Landlines: Farmers help to keep country going over the festive season

Last year was either the warmest on record for the UK or the second warmest, a zillionth or whatever of a degree behind 2006 when the final calculations are made.

Not surprising when almost every month was warmer than average although there were few, and those short-lived, “phew, what a scorcher!” heatwaves. What we did have were spells of exceptionally heavy rain and the effects of the most recent downpours can be seen still lying in fields near you.

The pattern might seem to have continued into 2015 with reports that New Year’s Day was the mildest since 1916. That might have had more relevance if it had not also been horribly wet and windy when the only reason to go outdoors was if work had to be done.

I thought about that in relation to a finding by the National Office of Statistics that only 2.9% of the national workforce kept the country’s show on the road on Christmas Day – care workers, nurses, nursing auxiliaries, chefs and security guards among them. Paramedics, prison officers and communications staff had the highest percentage of members at work. Except, of course, for the 49% of clergy on one of their big days.

Notice anyone missing? That’s right, dairy farmers and their staff if they have any because cows have to be milked twice a day every day. Also anyone with any form of livestock would turn out at least twice to make sure animals were fed, clean and watered.
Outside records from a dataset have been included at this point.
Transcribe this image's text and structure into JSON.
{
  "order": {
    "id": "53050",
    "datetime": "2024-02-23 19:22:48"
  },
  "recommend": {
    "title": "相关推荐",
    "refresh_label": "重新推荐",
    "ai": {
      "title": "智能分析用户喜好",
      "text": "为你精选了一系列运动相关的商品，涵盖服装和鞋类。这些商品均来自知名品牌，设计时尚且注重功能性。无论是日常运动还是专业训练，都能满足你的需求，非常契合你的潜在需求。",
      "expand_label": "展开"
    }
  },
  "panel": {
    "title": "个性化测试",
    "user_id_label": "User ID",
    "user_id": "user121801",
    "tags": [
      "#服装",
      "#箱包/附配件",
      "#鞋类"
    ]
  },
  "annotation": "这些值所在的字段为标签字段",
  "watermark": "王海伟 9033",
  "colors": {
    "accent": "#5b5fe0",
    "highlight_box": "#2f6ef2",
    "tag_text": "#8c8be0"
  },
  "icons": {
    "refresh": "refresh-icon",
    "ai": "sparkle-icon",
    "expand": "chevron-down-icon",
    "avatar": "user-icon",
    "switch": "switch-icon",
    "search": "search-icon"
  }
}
Not a full day, but not a day off either. And the same applied to New Year’s Day. What was odd when I read the report more thoroughly was that the statistics referred to Christmas Day 2012. The pattern probably hasn’t changed much in two years, but it’s just as well that the National Office isn’t issuing weather figures.

It’s the Met Office that does that, although as well as keeping right up to date it reports interesting data from the past. Such as that 100 years ago the UK had its wettest winter – until the one of 2014.

The Met Office also helped report, indirectly, that as an adult Charles Dickens seldom saw snow round and about Christmas. But the six out of ten white and frozen Christmases he saw as a child fixed forever his – and now our – idea of what Christmas weather should be. Year after year of mild, wet Victorian festive seasons as an adult didn’t change his view.

The Met Office notes that many “warmest ever” records have been broken in the past 20 years, few “coldest ever “. The same applies to wettest ever records compared with driest. More to the point David Attenborough weighed in again last week as a believer that something must be done if possible to halt climate change. I guess that trumps Dickens and the Met Office.